Archaeologist Joanita Vroom receives Global Interactions Breed Grant
Dr. Joanita Vroom has been awarded a Breed Grant by the Leiden Global Interactions research profile to support the realisation of her project ‘Shifting Empires, Cultural Encounters. Mapping Material Culture and Foodways in the Medieval & Post-Medieval Eastern Mediterranean and Adjacent Near East (600-1900 CE)’.

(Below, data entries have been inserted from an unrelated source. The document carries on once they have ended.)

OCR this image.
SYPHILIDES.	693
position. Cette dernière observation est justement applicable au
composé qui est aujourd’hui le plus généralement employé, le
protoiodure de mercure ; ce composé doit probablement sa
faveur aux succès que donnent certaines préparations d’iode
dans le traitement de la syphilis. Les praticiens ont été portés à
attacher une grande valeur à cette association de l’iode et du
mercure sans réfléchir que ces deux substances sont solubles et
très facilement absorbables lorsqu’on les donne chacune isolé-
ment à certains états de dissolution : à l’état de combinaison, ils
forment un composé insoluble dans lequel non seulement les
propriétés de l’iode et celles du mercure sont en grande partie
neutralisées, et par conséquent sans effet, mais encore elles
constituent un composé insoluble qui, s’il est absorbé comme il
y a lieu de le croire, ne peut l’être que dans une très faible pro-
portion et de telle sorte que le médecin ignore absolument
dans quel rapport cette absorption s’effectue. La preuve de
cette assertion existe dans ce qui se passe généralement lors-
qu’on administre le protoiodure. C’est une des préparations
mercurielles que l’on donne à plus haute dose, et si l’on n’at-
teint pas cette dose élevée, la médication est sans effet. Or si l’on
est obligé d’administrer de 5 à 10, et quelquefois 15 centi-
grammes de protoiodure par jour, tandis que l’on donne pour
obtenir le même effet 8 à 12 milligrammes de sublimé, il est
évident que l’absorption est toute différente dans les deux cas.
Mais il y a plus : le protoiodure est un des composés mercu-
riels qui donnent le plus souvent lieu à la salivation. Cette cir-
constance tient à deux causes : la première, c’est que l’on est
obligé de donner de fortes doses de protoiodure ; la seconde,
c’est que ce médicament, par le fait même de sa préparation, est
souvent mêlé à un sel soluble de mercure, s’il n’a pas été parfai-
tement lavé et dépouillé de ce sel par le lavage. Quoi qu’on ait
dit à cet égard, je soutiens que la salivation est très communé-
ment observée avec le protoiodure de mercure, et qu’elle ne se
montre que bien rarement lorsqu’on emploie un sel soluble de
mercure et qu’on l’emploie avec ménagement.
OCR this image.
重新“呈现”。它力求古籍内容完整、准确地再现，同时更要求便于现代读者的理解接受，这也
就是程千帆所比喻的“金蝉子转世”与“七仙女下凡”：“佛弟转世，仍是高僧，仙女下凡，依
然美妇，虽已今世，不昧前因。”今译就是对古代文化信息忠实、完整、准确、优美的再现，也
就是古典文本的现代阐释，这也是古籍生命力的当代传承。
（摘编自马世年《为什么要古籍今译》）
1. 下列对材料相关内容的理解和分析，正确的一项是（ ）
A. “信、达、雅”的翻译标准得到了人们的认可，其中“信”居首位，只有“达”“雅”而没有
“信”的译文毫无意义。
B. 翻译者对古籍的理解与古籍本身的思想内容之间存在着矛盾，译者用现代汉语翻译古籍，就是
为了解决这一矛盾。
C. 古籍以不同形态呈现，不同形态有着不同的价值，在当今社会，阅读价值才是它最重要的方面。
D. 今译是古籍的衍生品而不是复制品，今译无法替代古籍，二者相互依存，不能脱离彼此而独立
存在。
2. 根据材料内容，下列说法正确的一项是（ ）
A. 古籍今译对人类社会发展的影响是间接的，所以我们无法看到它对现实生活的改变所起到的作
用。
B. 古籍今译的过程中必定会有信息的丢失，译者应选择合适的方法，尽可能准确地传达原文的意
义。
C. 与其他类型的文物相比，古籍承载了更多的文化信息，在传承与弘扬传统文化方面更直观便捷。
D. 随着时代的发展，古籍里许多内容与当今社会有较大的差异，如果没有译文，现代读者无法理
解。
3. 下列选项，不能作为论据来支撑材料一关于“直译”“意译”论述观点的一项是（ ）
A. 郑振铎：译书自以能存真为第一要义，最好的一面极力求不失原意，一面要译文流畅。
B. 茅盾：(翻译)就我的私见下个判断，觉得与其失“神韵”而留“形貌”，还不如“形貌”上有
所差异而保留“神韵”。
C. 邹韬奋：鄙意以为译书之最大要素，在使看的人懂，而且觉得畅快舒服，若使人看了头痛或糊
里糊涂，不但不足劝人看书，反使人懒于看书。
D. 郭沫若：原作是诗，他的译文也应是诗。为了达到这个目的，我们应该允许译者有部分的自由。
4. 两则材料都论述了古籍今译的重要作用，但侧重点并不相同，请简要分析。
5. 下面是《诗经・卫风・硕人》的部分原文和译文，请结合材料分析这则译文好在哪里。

Shifting Empires, Cultural Encounters
Shifting empires, cultural encounters aims to address for the first time the dynamics of material culture and related cultural behaviour across the 1300 years of interactions between the Byzantine and Ottoman Empires with each other, as well as with the Medieval 'West' and the Arab-Islamic 'East'. The project introduces a new approach to the archaeology of daily life, by studying the complexities of inter- and trans-cultural contacts in the perspective of long-term changes in pottery (the most mobile material product of the past and an indicator of broader patterns of interaction) and foodways (an important marker of social practices). Its results will illuminate changes across time and space in communities usually invisible to the historical record.
Activities
Dr. Vroom had the Breed Grant of of 23.500 euro awarded to her for teaching relief, the organisation of an international expert meeting and a workshop with the top researchers in her field of study.
About the Breed Grant
The Global Interactions research profile brings together researchers from various faculties (Humanities, Social Sciences, Archaeology and others) who work on issues of global interactions. The Breed Grant programme is to support Leiden-based researchers in writing research grant proposals which have a global, comparative or connective approach as a primary component in their methodology. Proposals are evaluated in terms of innovative potential, cross-disciplinary integration and academic excellence.